For both of my blog posts, I touched upon how there are different types of love going on. A Midsummer’s Night Dream has a lot of subplots and love triangles, whereas in Twelfth Night, there is the love Orsino feels for Cesario and the love he feels for Viola. After taking the first half of this course and analyzing Shakespeare in ways I never have before, I see just how similar a lot of his plays really are. I think that I understood how to blog about Shakespeare better in my later post. I would like to comment on the reply to my second blog: “I am not sure I entirely agree with you that Shakespeare was making the statement that love is blind. There is a definitive history in Shakespeare’s past and in his plays of homosexuality. This, obviously, an issue in his time that was not widely spoken of or accepted, therefore Shakespeare attempted to slip his opinions of the matter into his works. I feel that Orsino might have had more of a romantic desire for Cesario as he is more comfortable around the males than the opposite sex. With Olivia, Orsino cannot be bothered to go and woo her himself; he either is too afraid or simply does not want to because she is not who he really wants. He never tries to tell Olivia what his feelings are for her and just tries to buy her affection. With that, I think a case could be made in the idea that Orsino had feelings for Cesario that were more than platonic.

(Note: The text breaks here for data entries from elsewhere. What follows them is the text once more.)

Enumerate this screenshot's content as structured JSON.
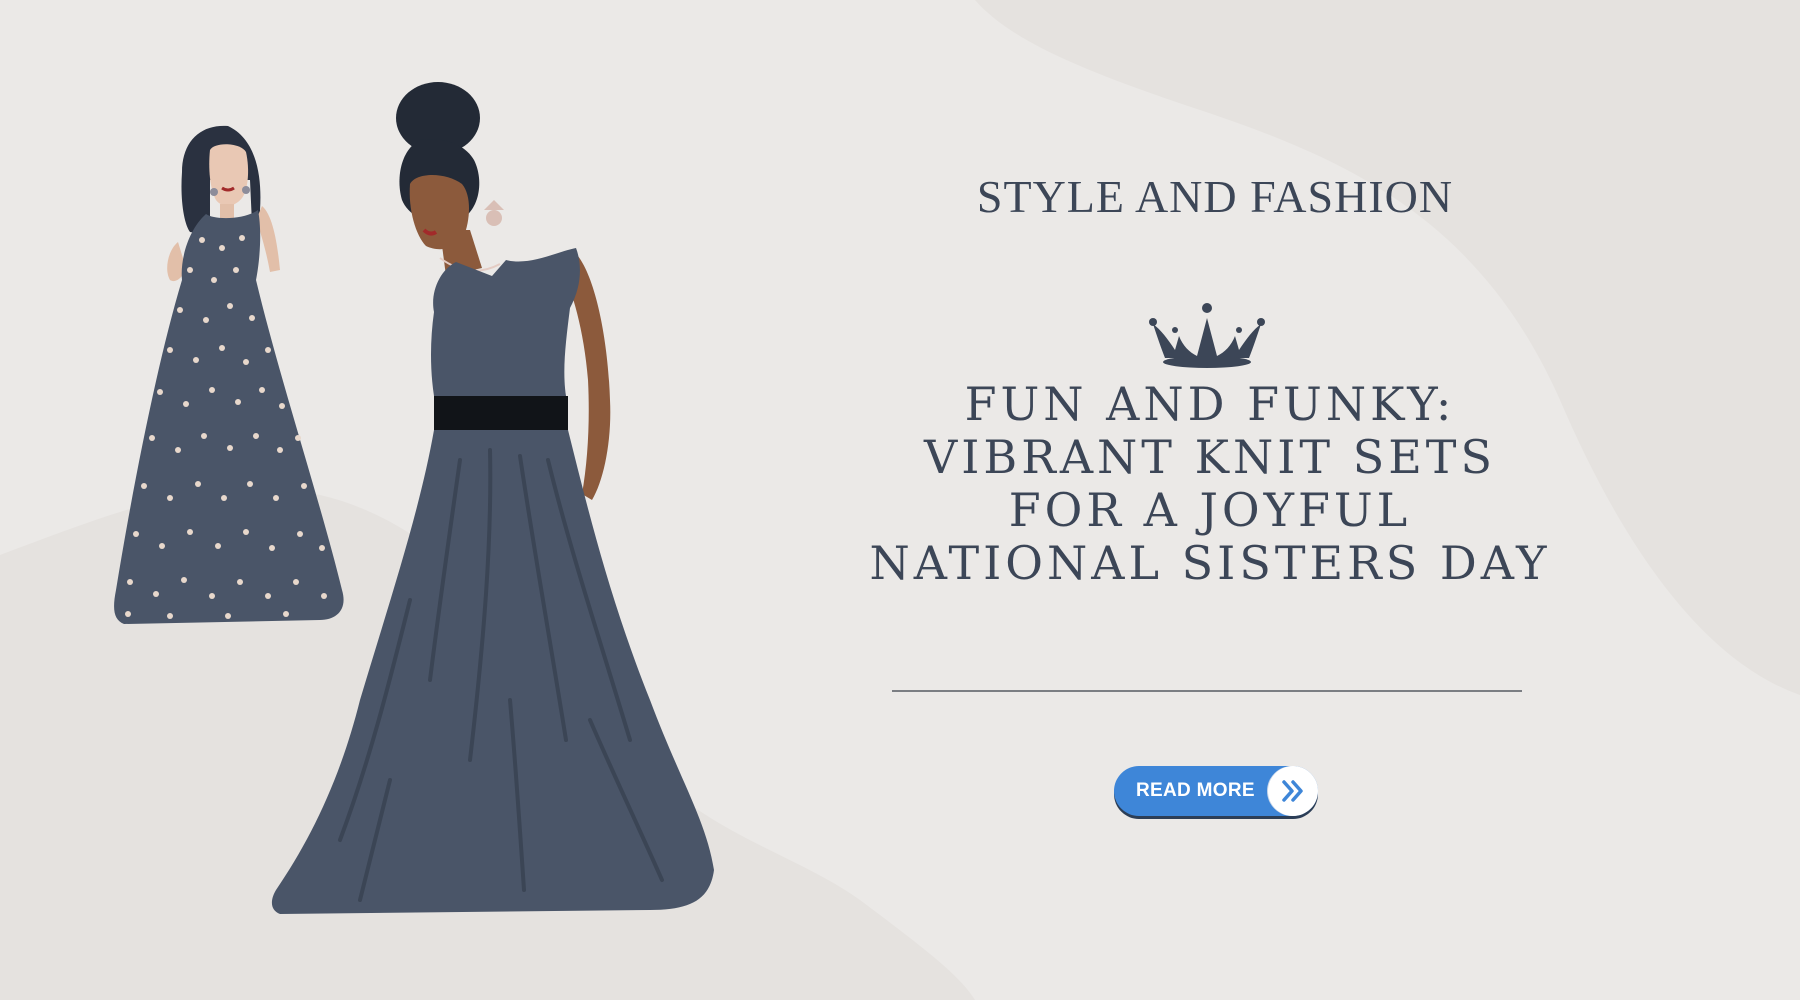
{
  "banner": {
    "category": "STYLE  AND FASHION",
    "headline": [
      "FUN AND FUNKY:",
      "VIBRANT KNIT SETS",
      "FOR A JOYFUL",
      "NATIONAL SISTERS DAY"
    ],
    "button_label": "READ MORE"
  },
  "icons": {
    "crown": "crown-icon",
    "button_arrow": "double-chevron-right-icon"
  },
  "colors": {
    "background": "#ebe9e7",
    "text": "#3c4657",
    "dress": "#4a5568",
    "button": "#3e86d8"
  }
}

And his character, a useful tool for Shakespeare to make a societal statement.” I definitely agree that his feelings were more than platonic. While writing the last sentence of that post I subconsciously wrote “love is blind” and this is actually a Shakespeare quote. Maybe he wasn’t entirely trying to prove that “love is blind” with the love presented to us in Twelfth Night, but while looking up the phrase I found:

 

Because Love is blind. O, that you had mine eyes;

or your own eyes had the lights they were wont to

have when you chid at Sir Proteus for going ungartered! (2.1.67-69).


which came from Speed from Two Gentlemen of Verona, which I have not read but I like how this happened by chance. I wonder how often I have used a Shakespearean phrase from another play while discussing one we have read in class, because this was an exciting find. During the rest of the semester I hope to take more time with the blog posts. WordPress is definitely hard for me to get used to using but I will promise to try harder.